The `goal_image` column contains the goal image, while the `generated_image` column holds the image generated by the user in an attempt to match the goal image. The `prompt` column contains the corresponding text prompt provided by the user. Additionally, the `dreamsim` and `clip_similarity` columns contain similarity scores that measure how closely the generated image matches the goal image.
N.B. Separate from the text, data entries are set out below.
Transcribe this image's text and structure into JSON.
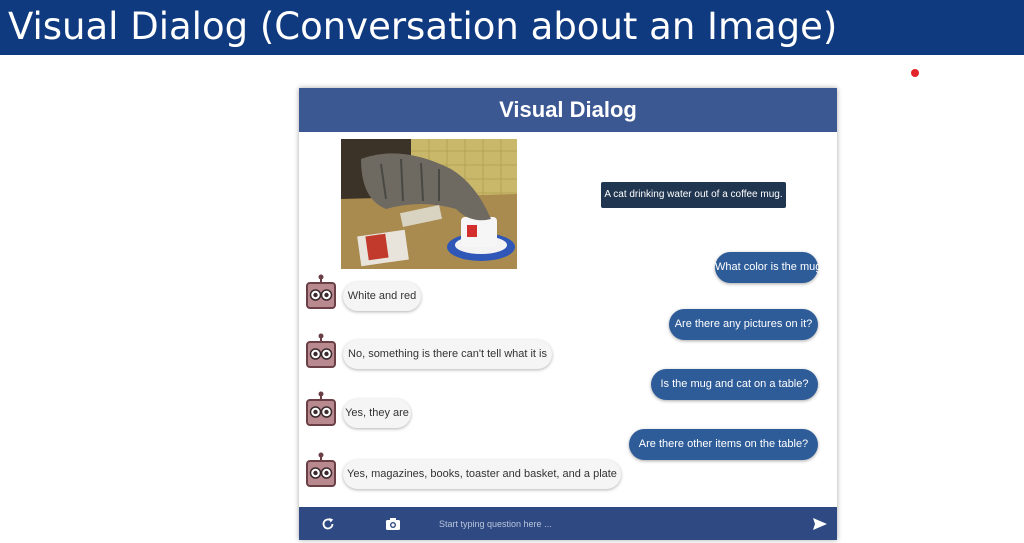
{
  "slide": {
    "title": "Visual Dialog (Conversation about an Image)"
  },
  "app": {
    "title": "Visual Dialog",
    "caption": "A cat drinking water out of a coffee mug.",
    "dialog": [
      {
        "question": "What color is the mug?",
        "answer": "White and red"
      },
      {
        "question": "Are there any pictures on it?",
        "answer": "No, something is there can't tell what it is"
      },
      {
        "question": "Is the mug and cat on a table?",
        "answer": "Yes, they are"
      },
      {
        "question": "Are there other items on the table?",
        "answer": "Yes, magazines, books, toaster and basket, and a plate"
      }
    ],
    "input": {
      "placeholder": "Start typing question here ...",
      "value": ""
    },
    "icons": {
      "refresh": "refresh-icon",
      "camera": "camera-icon",
      "send": "send-icon",
      "bot": "robot-avatar-icon"
    }
  },
  "colors": {
    "slide_header": "#0f3a7f",
    "app_header": "#3c5893",
    "question_bubble": "#2e5c99",
    "caption_box": "#1f3550",
    "answer_bubble": "#f5f5f5",
    "input_bar": "#2f4a82",
    "laser_pointer": "#e3242b"
  }
}
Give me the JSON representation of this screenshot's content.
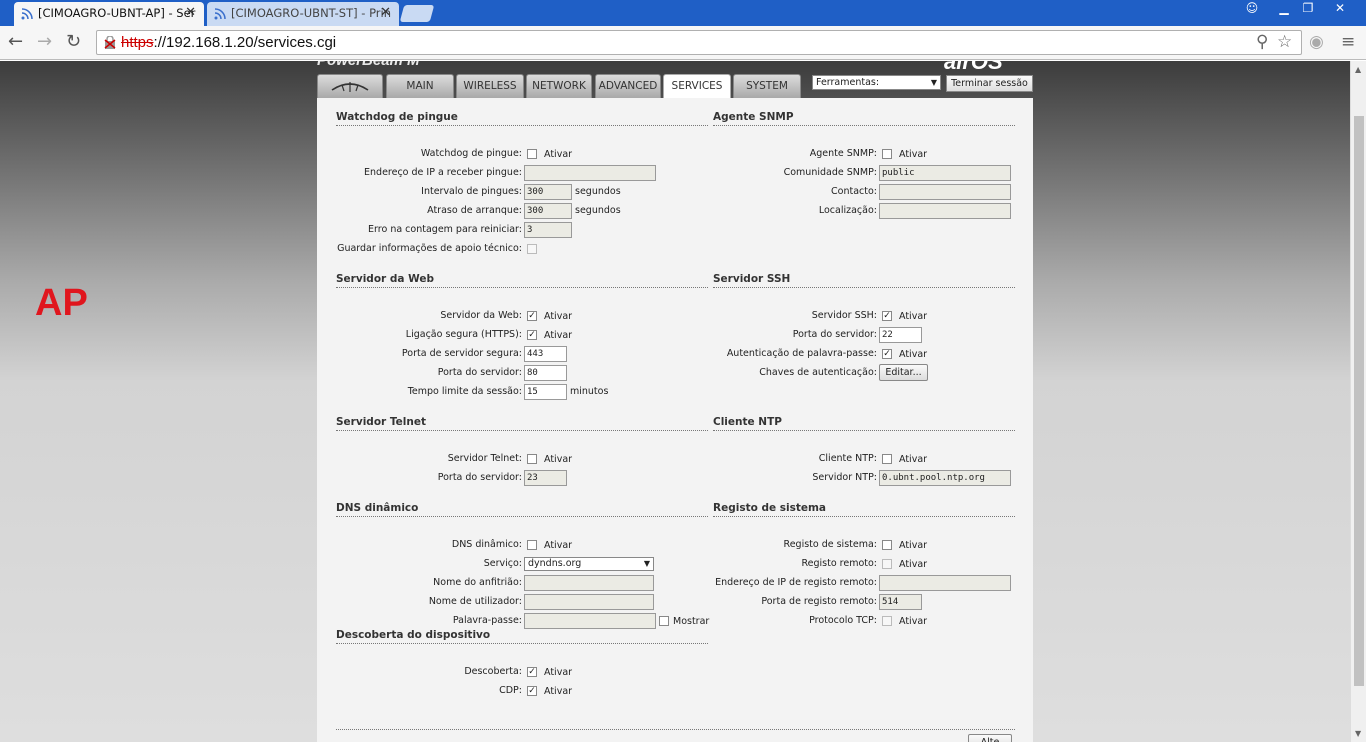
{
  "browser": {
    "tabs": [
      {
        "title": "[CIMOAGRO-UBNT-AP] - Ser",
        "active": true
      },
      {
        "title": "[CIMOAGRO-UBNT-ST] - Prin",
        "active": false
      }
    ],
    "url_scheme": "https",
    "url_rest": "://192.168.1.20/services.cgi"
  },
  "page": {
    "side_label": "AP",
    "product_name": "PowerBeam M",
    "product_suffix": "airOS",
    "nav_tabs": [
      "MAIN",
      "WIRELESS",
      "NETWORK",
      "ADVANCED",
      "SERVICES",
      "SYSTEM"
    ],
    "active_tab": "SERVICES",
    "tools_select": "Ferramentas:",
    "logout_label": "Terminar sessão"
  },
  "watchdog": {
    "title": "Watchdog de pingue",
    "enable_label": "Watchdog de pingue:",
    "enable_text": "Ativar",
    "enabled": false,
    "ip_label": "Endereço de IP a receber pingue:",
    "ip_value": "",
    "interval_label": "Intervalo de pingues:",
    "interval_value": "300",
    "interval_unit": "segundos",
    "delay_label": "Atraso de arranque:",
    "delay_value": "300",
    "delay_unit": "segundos",
    "fail_label": "Erro na contagem para reiniciar:",
    "fail_value": "3",
    "support_label": "Guardar informações de apoio técnico:"
  },
  "snmp": {
    "title": "Agente SNMP",
    "enable_label": "Agente SNMP:",
    "enable_text": "Ativar",
    "enabled": false,
    "community_label": "Comunidade SNMP:",
    "community_value": "public",
    "contact_label": "Contacto:",
    "contact_value": "",
    "location_label": "Localização:",
    "location_value": ""
  },
  "web": {
    "title": "Servidor da Web",
    "enable_label": "Servidor da Web:",
    "enable_text": "Ativar",
    "enabled": true,
    "https_label": "Ligação segura (HTTPS):",
    "https_text": "Ativar",
    "https_enabled": true,
    "secure_port_label": "Porta de servidor segura:",
    "secure_port_value": "443",
    "port_label": "Porta do servidor:",
    "port_value": "80",
    "timeout_label": "Tempo limite da sessão:",
    "timeout_value": "15",
    "timeout_unit": "minutos"
  },
  "ssh": {
    "title": "Servidor SSH",
    "enable_label": "Servidor SSH:",
    "enable_text": "Ativar",
    "enabled": true,
    "port_label": "Porta do servidor:",
    "port_value": "22",
    "password_auth_label": "Autenticação de palavra-passe:",
    "password_auth_text": "Ativar",
    "password_auth_enabled": true,
    "keys_label": "Chaves de autenticação:",
    "edit_button": "Editar..."
  },
  "telnet": {
    "title": "Servidor Telnet",
    "enable_label": "Servidor Telnet:",
    "enable_text": "Ativar",
    "enabled": false,
    "port_label": "Porta do servidor:",
    "port_value": "23"
  },
  "ntp": {
    "title": "Cliente NTP",
    "enable_label": "Cliente NTP:",
    "enable_text": "Ativar",
    "enabled": false,
    "server_label": "Servidor NTP:",
    "server_value": "0.ubnt.pool.ntp.org"
  },
  "ddns": {
    "title": "DNS dinâmico",
    "enable_label": "DNS dinâmico:",
    "enable_text": "Ativar",
    "enabled": false,
    "service_label": "Serviço:",
    "service_value": "dyndns.org",
    "host_label": "Nome do anfitrião:",
    "host_value": "",
    "user_label": "Nome de utilizador:",
    "user_value": "",
    "password_label": "Palavra-passe:",
    "password_value": "",
    "show_text": "Mostrar"
  },
  "syslog": {
    "title": "Registo de sistema",
    "enable_label": "Registo de sistema:",
    "enable_text": "Ativar",
    "enabled": false,
    "remote_label": "Registo remoto:",
    "remote_text": "Ativar",
    "remote_ip_label": "Endereço de IP de registo remoto:",
    "remote_ip_value": "",
    "remote_port_label": "Porta de registo remoto:",
    "remote_port_value": "514",
    "tcp_label": "Protocolo TCP:",
    "tcp_text": "Ativar"
  },
  "discovery": {
    "title": "Descoberta do dispositivo",
    "discovery_label": "Descoberta:",
    "discovery_text": "Ativar",
    "discovery_enabled": true,
    "cdp_label": "CDP:",
    "cdp_text": "Ativar",
    "cdp_enabled": true
  },
  "footer": {
    "apply_label": "Alte"
  }
}
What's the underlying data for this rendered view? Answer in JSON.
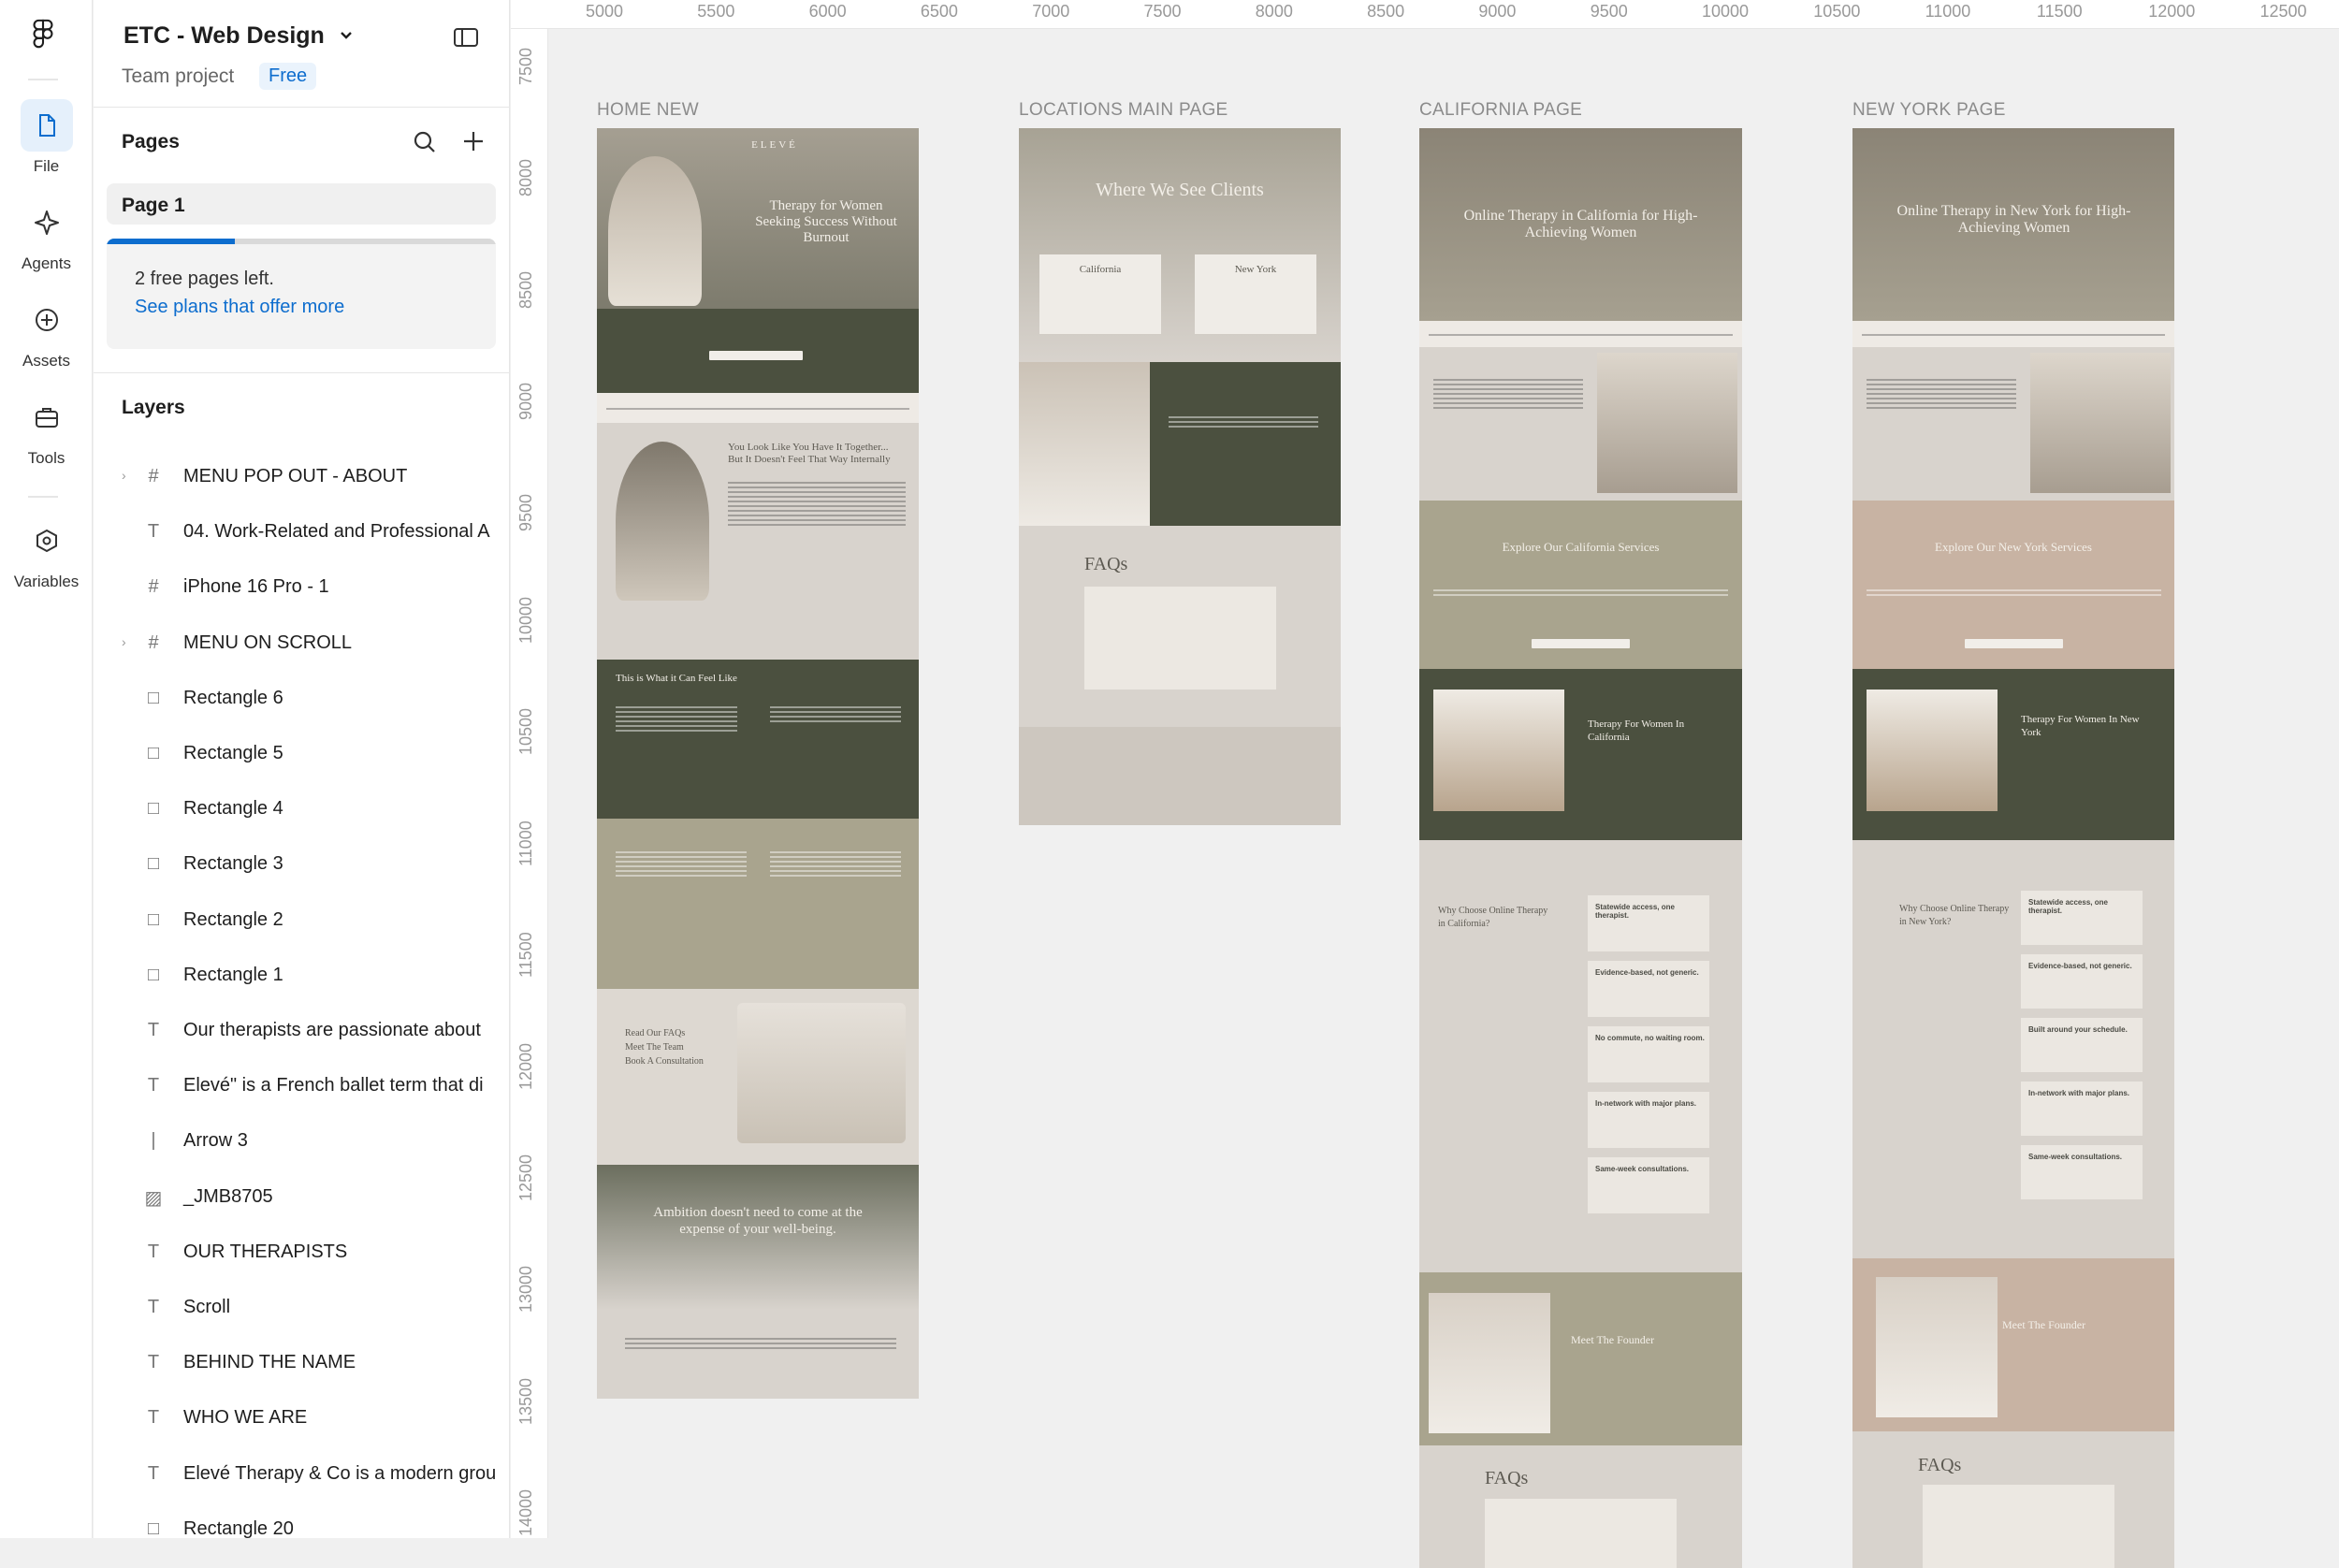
{
  "app": {
    "file_title": "ETC - Web Design",
    "team": "Team project",
    "plan_badge": "Free"
  },
  "rail": {
    "items": [
      {
        "label": "File",
        "icon": "file-icon"
      },
      {
        "label": "Agents",
        "icon": "agents-icon"
      },
      {
        "label": "Assets",
        "icon": "assets-icon"
      },
      {
        "label": "Tools",
        "icon": "tools-icon"
      },
      {
        "label": "Variables",
        "icon": "variables-icon"
      }
    ]
  },
  "pages": {
    "heading": "Pages",
    "items": [
      "Page 1"
    ],
    "free_pages_text": "2 free pages left.",
    "plans_link": "See plans that offer more",
    "usage_fraction": 0.33
  },
  "layers": {
    "heading": "Layers",
    "items": [
      {
        "label": "MENU POP OUT - ABOUT",
        "type": "frame",
        "expandable": true
      },
      {
        "label": "04. Work-Related and Professional A",
        "type": "text",
        "expandable": false
      },
      {
        "label": "iPhone 16 Pro - 1",
        "type": "frame",
        "expandable": false
      },
      {
        "label": "MENU ON SCROLL",
        "type": "frame",
        "expandable": true
      },
      {
        "label": "Rectangle 6",
        "type": "rect",
        "expandable": false
      },
      {
        "label": "Rectangle 5",
        "type": "rect",
        "expandable": false
      },
      {
        "label": "Rectangle 4",
        "type": "rect",
        "expandable": false
      },
      {
        "label": "Rectangle 3",
        "type": "rect",
        "expandable": false
      },
      {
        "label": "Rectangle 2",
        "type": "rect",
        "expandable": false
      },
      {
        "label": "Rectangle 1",
        "type": "rect",
        "expandable": false
      },
      {
        "label": "Our therapists are passionate about",
        "type": "text",
        "expandable": false
      },
      {
        "label": "Elevé\" is a French ballet term that di",
        "type": "text",
        "expandable": false
      },
      {
        "label": "Arrow 3",
        "type": "line",
        "expandable": false
      },
      {
        "label": "_JMB8705",
        "type": "image",
        "expandable": false
      },
      {
        "label": "OUR THERAPISTS",
        "type": "text",
        "expandable": false
      },
      {
        "label": "Scroll",
        "type": "text",
        "expandable": false
      },
      {
        "label": "BEHIND THE NAME",
        "type": "text",
        "expandable": false
      },
      {
        "label": "WHO WE ARE",
        "type": "text",
        "expandable": false
      },
      {
        "label": "Elevé Therapy & Co is a modern grou",
        "type": "text",
        "expandable": false
      },
      {
        "label": "Rectangle 20",
        "type": "rect",
        "expandable": false
      }
    ]
  },
  "ruler": {
    "x_ticks": [
      "5000",
      "5500",
      "6000",
      "6500",
      "7000",
      "7500",
      "8000",
      "8500",
      "9000",
      "9500",
      "10000",
      "10500",
      "11000",
      "11500",
      "12000",
      "12500"
    ],
    "y_ticks": [
      "7500",
      "8000",
      "8500",
      "9000",
      "9500",
      "10000",
      "10500",
      "11000",
      "11500",
      "12000",
      "12500",
      "13000",
      "13500",
      "14000"
    ]
  },
  "frames": [
    {
      "label": "HOME NEW",
      "hero_title": "Therapy for Women Seeking Success Without Burnout",
      "section_title": "You Look Like You Have It Together... But It Doesn't Feel That Way Internally",
      "feel_title": "This is What it Can Feel Like",
      "quote": "Ambition doesn't need to come at the expense of your well-being.",
      "next_steps": [
        "Read Our FAQs",
        "Meet The Team",
        "Book A Consultation"
      ]
    },
    {
      "label": "LOCATIONS MAIN PAGE",
      "hero_title": "Where We See Clients",
      "card_a": "California",
      "card_b": "New York",
      "faq_title": "FAQs"
    },
    {
      "label": "CALIFORNIA PAGE",
      "hero_title": "Online Therapy in California for High-Achieving Women",
      "services_title": "Explore Our California Services",
      "women_title": "Therapy For Women In California",
      "why_title": "Why Choose Online Therapy in California?",
      "founder_title": "Meet The Founder",
      "faq_title": "FAQs",
      "benefits": [
        "Statewide access, one therapist.",
        "Evidence-based, not generic.",
        "No commute, no waiting room.",
        "In-network with major plans.",
        "Same-week consultations."
      ]
    },
    {
      "label": "NEW YORK PAGE",
      "hero_title": "Online Therapy in New York for High-Achieving Women",
      "services_title": "Explore Our New York Services",
      "women_title": "Therapy For Women In New York",
      "why_title": "Why Choose Online Therapy in New York?",
      "founder_title": "Meet The Founder",
      "faq_title": "FAQs",
      "benefits": [
        "Statewide access, one therapist.",
        "Evidence-based, not generic.",
        "Built around your schedule.",
        "In-network with major plans.",
        "Same-week consultations."
      ]
    }
  ],
  "colors": {
    "accent": "#0d6dce",
    "olive_dark": "#4b503f",
    "sage": "#a9a48e",
    "blush": "#c8b3a3",
    "stone": "#d8d3cd"
  }
}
## The Steerability of Image Generation Models
The data and analysis from our benchmark on the steerability of image generation models and the results of our RL steering method are in the `image_generation` directory.

### Data
We provide the following data:
-  `steering.csv`: Our primary survey on steering image generation models. Each row contains a user's steering attempt, and the data is organized by users. The `dreamsim` and `clip_similarity` columns contain similarity scores between the goal_image and generated_image.
- `steering_x_seeds.csv`: Users perform steering as usual, but they are constrained to x different seeds, which are assigned to different attempts at random.
- `pom1.csv`: Prompt-Output-Misalignment data for first attempts. The `choice` column contains the image chosen by the user (either the goal or first attempt image), while `goal_chosen` is a binary variable indicating whether the user chose the goal image.
- `pom5.csv`: Prompt-Output-Misalignment data for fifth attempts. The `choice` column contains the image chosen by the user (either the goal or fifth attempt image), while `goal_chosen` is a binary variable indicating whether the user chose the goal image.
- `improvement.csv`: Users' assessments of whether first attempt or last attempt images are closer to their corresponding goal images. `last_chosen` is a binary variable indicating whether the user chose the last attempt image.
- `sat_rating_10.csv`: User satisfaction ratings of the generated images, in comparison to the goal images, on a 10-point scale.
- `sat_rating_4.csv`: User satisfaction ratings of the generated images, in comparison to the goal images, on a 4-point scale.
-  `blind_steering_x.csv`: The results of blind steering, when an LLM steers an image generation model by producing x variations of a user's first attempt prompt. The `score` column contains the DreamSim score of the LLM's generated image, and the `user_score` column contains the DreamSim score of the user's first attempt image.
- `choosing_seed.csv`: Users perform steering while choosing a seed each time they generate an image.
- `img_steering.csv`: Users steer image generation models by iteratively choosing from variations of their current generated image.
- `img_steering_rl.csv`: We leverage a reinforcement learning technique to optimally provide image variations.
- `img_steering_rl_tiles.csv`: Image steering with RL on images of tiles.
- `bookshelf_steering.csv`: Steering towards one specific goal image -- an image of books -- for our primary figure.
- `summary_metrics.csv`: A summary of our main metrics -- improvement rating, POM1, POM5, and more -- for each model.

### Analysis
The `calculate_summary_metrics.py` script can be used to generate the metrics for our benchmark on steerability reported in the paper. The notebook `tables_and_figures.ipynb` can be used to explore the data and generate the tables and figures in our paper.


## The Steerability of Large Language Models
The data and analysis from our benchmark on the steerability of large language models can be found in the `LLMs` directory.

## Data
We provide the following data:
-  `steering_llms.csv`: Our primary survey on steering large language models. Each row contains a user's steering attempt, and the data is organized by users. The `secret_prompt` column contains the prompt we used to generate the `goal_headline` from the `original_headline`. The `user_prompt` column contains users' prompt attempts at generating the `goal_headline`.
- `improvement.csv`: Users' assessments of whether first attempt or last attempt generated headlines are closer to their corresponding goal headlines. `last_chosen` is a binary variable indicating whether the user chose the last attempt headline.
- `sat_ratings.csv`: User satisfaction ratings of the generated headlines, in comparison to the goal headlines, on a 4-point scale, with 1 being Very Unsatisfied and 4 being Very Satisfied.

## Analysis
The `calculate_summary_metrics.py` script can be used to calculate the metrics reported in the paper.